Vorrei che le persone tirassero fuori dai bauli e dalle soffitte i desideri. Vorrei che ci credessero, che se saranno buone e faranno la loro parte, forse verranno esaudite. Vorrei vedere dita sporche d’inchiostro per le lettere che ti hanno scritto e nasi all’insù a cercar polvere di stelle e tracce di asinelli. Vorrei che le persone la smettessero di rinunciare a lucidare le loro scarpe.

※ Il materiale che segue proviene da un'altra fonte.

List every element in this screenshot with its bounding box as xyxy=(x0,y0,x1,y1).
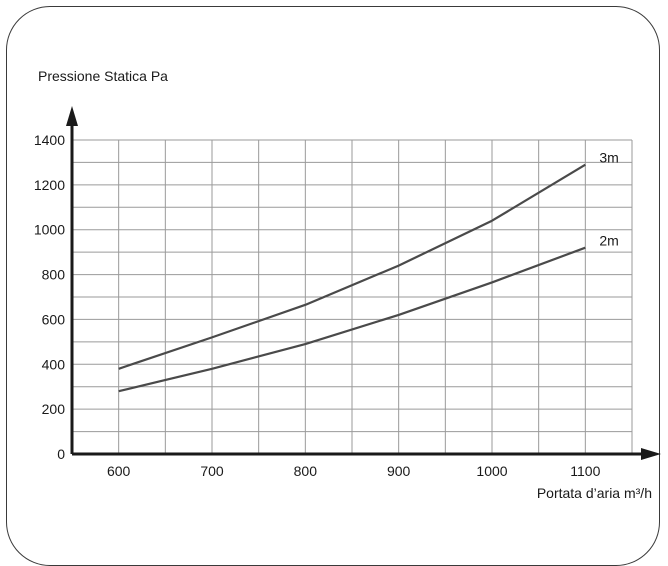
series-label-3m: 3m xyxy=(599,150,618,166)
y-axis-title: Pressione Statica Pa xyxy=(38,68,168,84)
x-axis-arrow xyxy=(641,448,661,460)
series-line-3m xyxy=(118,163,586,370)
y-tick-label: 400 xyxy=(42,356,66,372)
y-tick-label: 1200 xyxy=(34,177,65,193)
y-tick-label: 200 xyxy=(42,401,66,417)
x-tick-label: 700 xyxy=(200,463,224,479)
series-lines xyxy=(118,163,586,393)
y-axis-arrow xyxy=(66,106,78,126)
y-tick-label: 1000 xyxy=(34,222,65,238)
tick-labels: 0 200 400 600 800 1000 1200 1400 600 700 800 900 100… xyxy=(34,132,601,479)
x-tick-label: 1000 xyxy=(476,463,507,479)
grid xyxy=(72,139,633,454)
series-label-2m: 2m xyxy=(599,233,618,249)
chart: 0 200 400 600 800 1000 1200 1400 600 700 800 900 100… xyxy=(34,68,661,501)
y-tick-label: 1400 xyxy=(34,132,65,148)
axes xyxy=(66,106,661,460)
series-line-2m xyxy=(118,246,586,393)
x-axis-title: Portata d’aria m³/h xyxy=(537,485,652,501)
y-tick-label: 0 xyxy=(57,446,65,462)
x-tick-label: 1100 xyxy=(570,463,600,479)
x-tick-label: 800 xyxy=(294,463,318,479)
x-tick-label: 600 xyxy=(107,463,131,479)
series-labels: 3m 2m xyxy=(599,150,618,249)
y-tick-label: 600 xyxy=(42,311,66,327)
y-tick-label: 800 xyxy=(42,267,66,283)
x-tick-label: 900 xyxy=(387,463,411,479)
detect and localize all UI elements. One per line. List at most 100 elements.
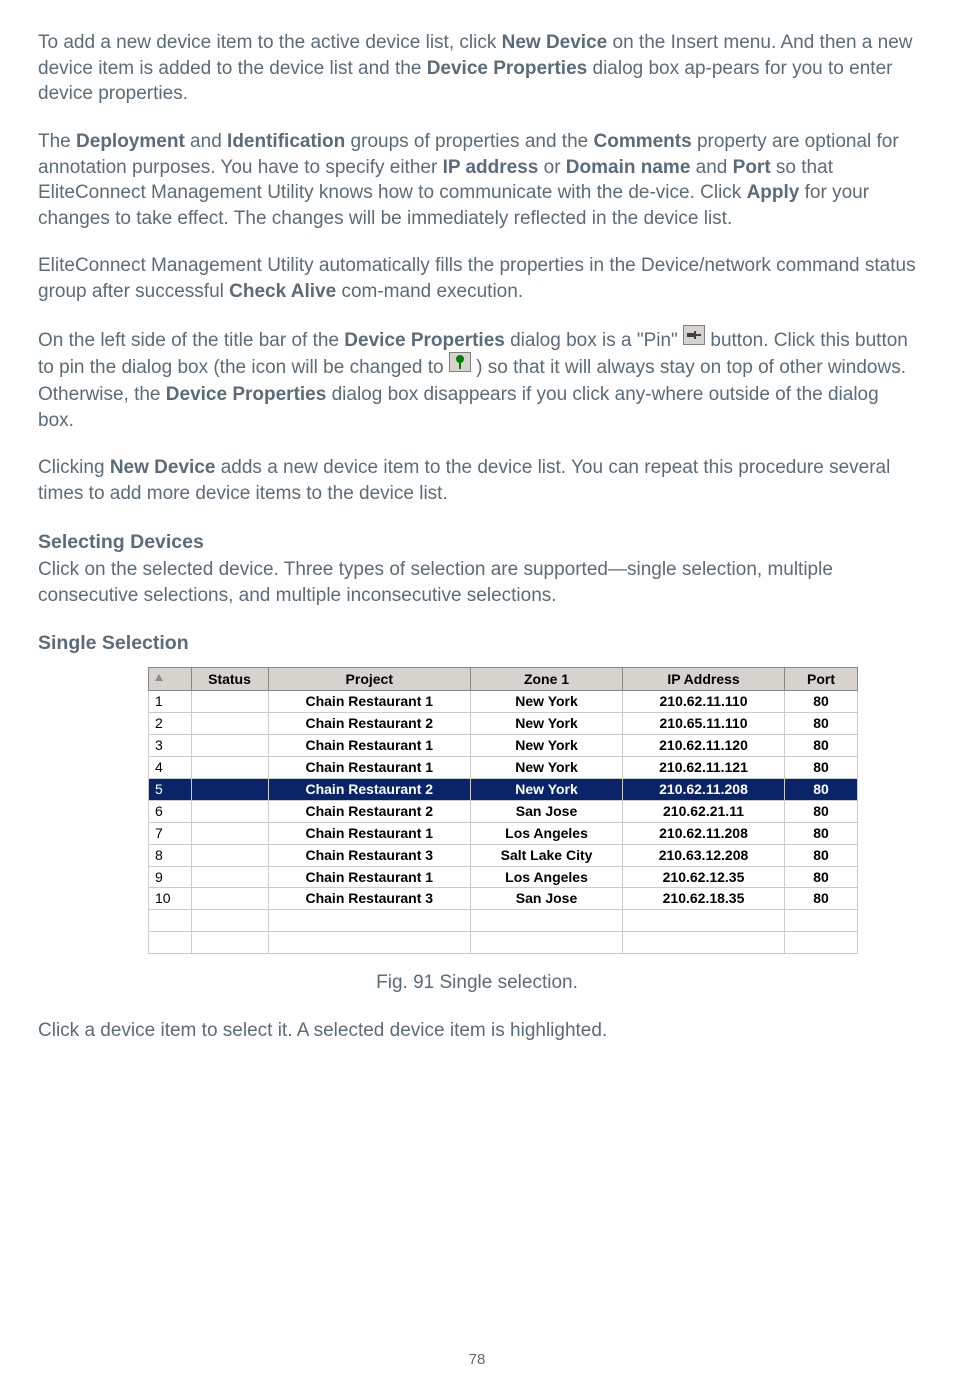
column-header-port[interactable]: Port bbox=[785, 667, 858, 691]
bold-apply: Apply bbox=[747, 182, 800, 203]
bold-new-device: New Device bbox=[502, 32, 608, 53]
paragraph-deployment: The Deployment and Identification groups… bbox=[38, 129, 916, 232]
cell-ip: 210.62.11.110 bbox=[622, 691, 784, 713]
text: dialog box is a "Pin" bbox=[505, 330, 678, 351]
cell-zone: New York bbox=[471, 735, 623, 757]
paragraph-selecting-devices: Click on the selected device. Three type… bbox=[38, 557, 916, 608]
paragraph-pin: On the left side of the title bar of the… bbox=[38, 327, 916, 434]
cell-status bbox=[191, 757, 268, 779]
table-row[interactable]: 2Chain Restaurant 2New York210.65.11.110… bbox=[149, 713, 858, 735]
cell-zone: Salt Lake City bbox=[471, 844, 623, 866]
text: or bbox=[538, 157, 565, 178]
cell-empty bbox=[149, 932, 192, 954]
cell-index: 8 bbox=[149, 844, 192, 866]
cell-ip: 210.63.12.208 bbox=[622, 844, 784, 866]
table-row[interactable]: 3Chain Restaurant 1New York210.62.11.120… bbox=[149, 735, 858, 757]
bold-comments: Comments bbox=[594, 131, 692, 152]
cell-project: Chain Restaurant 2 bbox=[268, 778, 471, 800]
cell-ip: 210.62.18.35 bbox=[622, 888, 784, 910]
table-row[interactable]: 8Chain Restaurant 3Salt Lake City210.63.… bbox=[149, 844, 858, 866]
cell-ip: 210.62.11.208 bbox=[622, 778, 784, 800]
bold-device-properties-3: Device Properties bbox=[166, 384, 327, 405]
cell-status bbox=[191, 713, 268, 735]
paragraph-click-to-select: Click a device item to select it. A sele… bbox=[38, 1018, 916, 1044]
cell-status bbox=[191, 844, 268, 866]
cell-zone: Los Angeles bbox=[471, 822, 623, 844]
cell-status bbox=[191, 800, 268, 822]
column-header-zone[interactable]: Zone 1 bbox=[471, 667, 623, 691]
cell-empty bbox=[785, 910, 858, 932]
pin-vertical-icon bbox=[449, 352, 471, 380]
cell-port: 80 bbox=[785, 800, 858, 822]
table-row[interactable]: 7Chain Restaurant 1Los Angeles210.62.11.… bbox=[149, 822, 858, 844]
bold-domain-name: Domain name bbox=[566, 157, 691, 178]
cell-port: 80 bbox=[785, 822, 858, 844]
column-header-status[interactable]: Status bbox=[191, 667, 268, 691]
cell-ip: 210.62.12.35 bbox=[622, 866, 784, 888]
cell-zone: New York bbox=[471, 691, 623, 713]
cell-status bbox=[191, 778, 268, 800]
table-row[interactable]: 4Chain Restaurant 1New York210.62.11.121… bbox=[149, 757, 858, 779]
cell-status bbox=[191, 691, 268, 713]
table-row-empty bbox=[149, 932, 858, 954]
table-header-row: Status Project Zone 1 IP Address Port bbox=[149, 667, 858, 691]
cell-empty bbox=[191, 932, 268, 954]
cell-project: Chain Restaurant 1 bbox=[268, 691, 471, 713]
cell-index: 5 bbox=[149, 778, 192, 800]
cell-status bbox=[191, 866, 268, 888]
cell-empty bbox=[622, 910, 784, 932]
paragraph-new-device-repeat: Clicking New Device adds a new device it… bbox=[38, 455, 916, 506]
cell-empty bbox=[471, 910, 623, 932]
table-row[interactable]: 9Chain Restaurant 1Los Angeles210.62.12.… bbox=[149, 866, 858, 888]
cell-zone: New York bbox=[471, 778, 623, 800]
column-header-ip[interactable]: IP Address bbox=[622, 667, 784, 691]
bold-ip-address: IP address bbox=[443, 157, 539, 178]
bold-new-device-2: New Device bbox=[110, 457, 216, 478]
cell-port: 80 bbox=[785, 735, 858, 757]
cell-empty bbox=[191, 910, 268, 932]
cell-port: 80 bbox=[785, 888, 858, 910]
sort-ascending-icon bbox=[155, 674, 163, 681]
device-table: Status Project Zone 1 IP Address Port 1 C… bbox=[148, 667, 858, 955]
bold-device-properties: Device Properties bbox=[427, 58, 588, 79]
table-row[interactable]: 5 Chain Restaurant 2New York210.62.11.208… bbox=[149, 778, 858, 800]
cell-ip: 210.62.11.121 bbox=[622, 757, 784, 779]
figure-caption: Fig. 91 Single selection. bbox=[38, 970, 916, 996]
cell-index: 1 bbox=[149, 691, 192, 713]
table-row[interactable]: 1 Chain Restaurant 1New York210.62.11.110… bbox=[149, 691, 858, 713]
device-table-wrap: Status Project Zone 1 IP Address Port 1 C… bbox=[148, 667, 858, 955]
cell-ip: 210.62.11.120 bbox=[622, 735, 784, 757]
cell-project: Chain Restaurant 1 bbox=[268, 866, 471, 888]
column-header-project[interactable]: Project bbox=[268, 667, 471, 691]
bold-check-alive: Check Alive bbox=[229, 281, 336, 302]
cell-empty bbox=[785, 932, 858, 954]
cell-status bbox=[191, 822, 268, 844]
table-row[interactable]: 6Chain Restaurant 2San Jose210.62.21.118… bbox=[149, 800, 858, 822]
table-body: 1Chain Restaurant 1New York210.62.11.110… bbox=[149, 691, 858, 954]
paragraph-check-alive: EliteConnect Management Utility automati… bbox=[38, 253, 916, 304]
text: The bbox=[38, 131, 76, 152]
cell-index: 10 bbox=[149, 888, 192, 910]
cell-port: 80 bbox=[785, 778, 858, 800]
column-header-index[interactable] bbox=[149, 667, 192, 691]
cell-index: 4 bbox=[149, 757, 192, 779]
cell-port: 80 bbox=[785, 866, 858, 888]
page-number: 78 bbox=[0, 1350, 954, 1370]
bold-port: Port bbox=[733, 157, 771, 178]
cell-status bbox=[191, 735, 268, 757]
bold-identification: Identification bbox=[227, 131, 345, 152]
cell-zone: Los Angeles bbox=[471, 866, 623, 888]
cell-empty bbox=[622, 932, 784, 954]
cell-project: Chain Restaurant 3 bbox=[268, 888, 471, 910]
text: and bbox=[185, 131, 227, 152]
table-row[interactable]: 10Chain Restaurant 3San Jose210.62.18.35… bbox=[149, 888, 858, 910]
paragraph-add-device: To add a new device item to the active d… bbox=[38, 30, 916, 107]
text: On the left side of the title bar of the bbox=[38, 330, 344, 351]
cell-project: Chain Restaurant 2 bbox=[268, 800, 471, 822]
cell-index: 3 bbox=[149, 735, 192, 757]
cell-zone: San Jose bbox=[471, 800, 623, 822]
heading-selecting-devices: Selecting Devices bbox=[38, 529, 916, 555]
text: To add a new device item to the active d… bbox=[38, 32, 502, 53]
cell-index: 6 bbox=[149, 800, 192, 822]
cell-project: Chain Restaurant 2 bbox=[268, 713, 471, 735]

Ti auguro di trovare, stanotte,  tante scodelle di latte e piattini di biscotti (e non dimentichiamo un po’ di fieno) sulle soglie e sui davanzali, e lo auguro anche a tutti noi.

Buon viaggio, e grazie
Prishilla.

 

sabato 4 dicembre 2010

... e il folletto delle nevi


Tra Rogoredo e Lambrate c'era il freddo artico questa mattina. Ero sul treno degli ultimi, che parevano peraltro dubbiosi riguardo alla feccenda di diventare un giorno i primi, e avevo i piedi infilati in una morsa di gelo a forma di stivale. Cercavo di girare le pagine del giornale con le dita impacciate dai guanti e stavo attenta ad appoggiare la minima porzione di vestiti - e neppure una ciocca di capelli - sul sedile lurido e sfondato. Pensavo che avevo pure pagato dodici euro e rotti per per questo viaggio della speranza e questi quarantacinque minuti di ritardo e il mal di gola  e il mal di schiena di domani.

Rinunciando a voltar pagina (togliersi i guanti neanche a pensarci) ad un certo punto abbasso il giornale e mi ritrovo faccia a faccia con due occhiali rotondi attraversati da un pungente sguardo azzurro. Intorno c'è un viso di quelli che vengono strofinati con acqua e sapone ogni mattina, una massa di allegri capelli grigi e un naso tanto discreto quanto risoluto. La signora indossa una giacca tecnica da montagna, scarpe da neve, viaggia da sola e ha scritto dappertutto "son partita per un'avventura".

La sensazione che un folletto delle nevi sia apparso dietro al mio giornale per redarguirmi dei miei lamenti da pollo d'allevamento dura ben più del ritardo del treno.